Die im Original in Fett knusprig ausgebackene Hefe-Fladen sind ein traditionell ungarisches Gericht, dass man auch in Österreich schätzt, der Heimat des Küchenchefs, der im Pinzgau aufwuchs.

Brot und gesalzene Butter kommen hier mit einem buttersatten Kartoffelstampf auf den Tisch, der mit den gerösteten Schalen der Kartoffeln zusätzlich Würze erfährt – der Gast kann sich jetzt direkt ein köstliches Sauerteig-Kartoffelbutterbrot streichen!

So schmeckt Kindheit, der Auftakt ist wohlig und erdet.

Zwei Michelin Sterne und fünf Hauben im Gault & Millau

Wir sind angekommen im Horváth – dass mit zwei Sternen im Guide Michelin und fünf Hauben im Gault & Millau, in der Gesamtwertung zu den 12 besten Restaurants in der Republik gehört.
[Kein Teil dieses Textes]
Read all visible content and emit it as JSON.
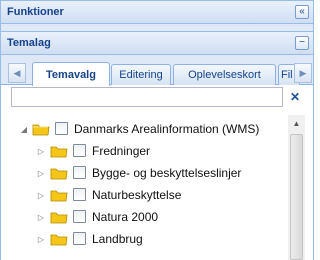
{
  "panels": {
    "funktioner": {
      "title": "Funktioner",
      "collapse_icon": "double-chevron-left-icon"
    },
    "temalag": {
      "title": "Temalag",
      "minimize_icon": "minus-icon"
    }
  },
  "tabs": [
    {
      "label": "Temavalg",
      "active": true
    },
    {
      "label": "Editering",
      "active": false
    },
    {
      "label": "Oplevelseskort",
      "active": false
    },
    {
      "label": "Fil",
      "active": false
    }
  ],
  "search": {
    "value": "",
    "placeholder": "",
    "clear_icon": "close-icon"
  },
  "tree": {
    "root": {
      "label": "Danmarks Arealinformation (WMS)",
      "expanded": true,
      "checked": false
    },
    "children": [
      {
        "label": "Fredninger",
        "checked": false
      },
      {
        "label": "Bygge- og beskyttelseslinjer",
        "checked": false
      },
      {
        "label": "Naturbeskyttelse",
        "checked": false
      },
      {
        "label": "Natura 2000",
        "checked": false
      },
      {
        "label": "Landbrug",
        "checked": false
      }
    ]
  },
  "colors": {
    "header_text": "#15428b",
    "border": "#99bbe8",
    "folder": "#f5c518"
  }
}
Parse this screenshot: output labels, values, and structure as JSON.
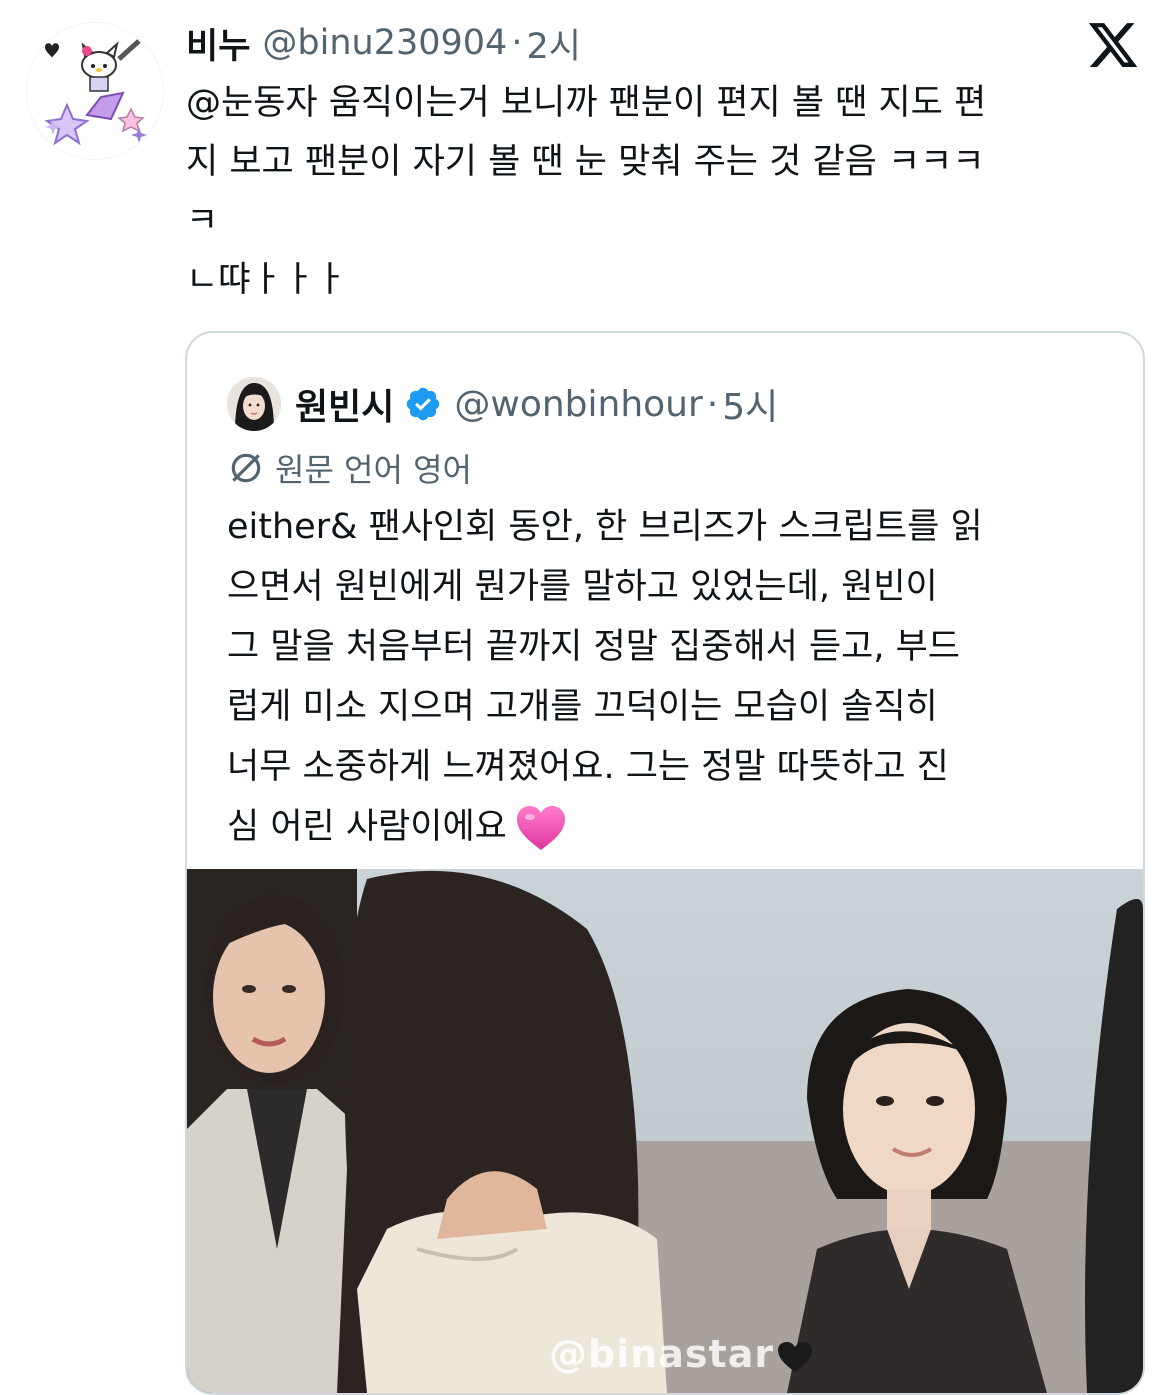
{
  "tweet": {
    "display_name": "비누",
    "handle": "@binu230904",
    "separator": "·",
    "time": "2시",
    "text_lines": [
      "@눈동자 움직이는거 보니까 팬분이 편지 볼 땐 지도 편",
      "지 보고 팬분이 자기 볼 땐 눈 맞춰 주는 것 같음 ㅋㅋㅋ",
      "ㅋ",
      "ㄴ땨ㅏㅏㅏ"
    ]
  },
  "quote": {
    "display_name": "원빈시",
    "handle": "@wonbinhour",
    "separator": "·",
    "time": "5시",
    "translate_label": "원문 언어 영어",
    "text_lines": [
      "either& 팬사인회 동안, 한 브리즈가 스크립트를 읽",
      "으면서 원빈에게 뭔가를 말하고 있었는데, 원빈이",
      "그 말을 처음부터 끝까지 정말 집중해서 듣고, 부드",
      "럽게 미소 지으며 고개를 끄덕이는 모습이 솔직히",
      "너무 소중하게 느껴졌어요. 그는 정말 따뜻하고 진",
      "심 어린 사람이에요"
    ],
    "media": {
      "watermark": "@binastar"
    }
  },
  "colors": {
    "text_primary": "#0f1419",
    "text_secondary": "#536471",
    "card_border": "#cfd9de",
    "verified_blue": "#1d9bf0",
    "heart_pink": "#f04fb4"
  },
  "icons": {
    "logo": "x-logo-icon",
    "verified": "verified-badge-icon",
    "translate": "translate-icon",
    "heart": "pink-heart-icon"
  }
}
Die herzlichen Gastgeber sind Jeannine Frank und Sebastian Frank – seit 2010 leiten sie die Geschicke des Restaurants .

Die hohen Auszeichnungen träg mah hier jedoch in keiner Weise vor sich her. Der Service ist so jung wie herzlich und aufmerksam, die Atomsphäre locker beschwingt.

Und in ruhigem Strom geht es weiter mit einem weiteren Gruß aus der verglasten Küche: ein filigran vollmundiger Schaum aus Maiskochwasser mit Knoblauch, Butter und Salz – Franks Übersetzung einer Kindheitserinnerung aus frisch im Feld stibitztem Mais.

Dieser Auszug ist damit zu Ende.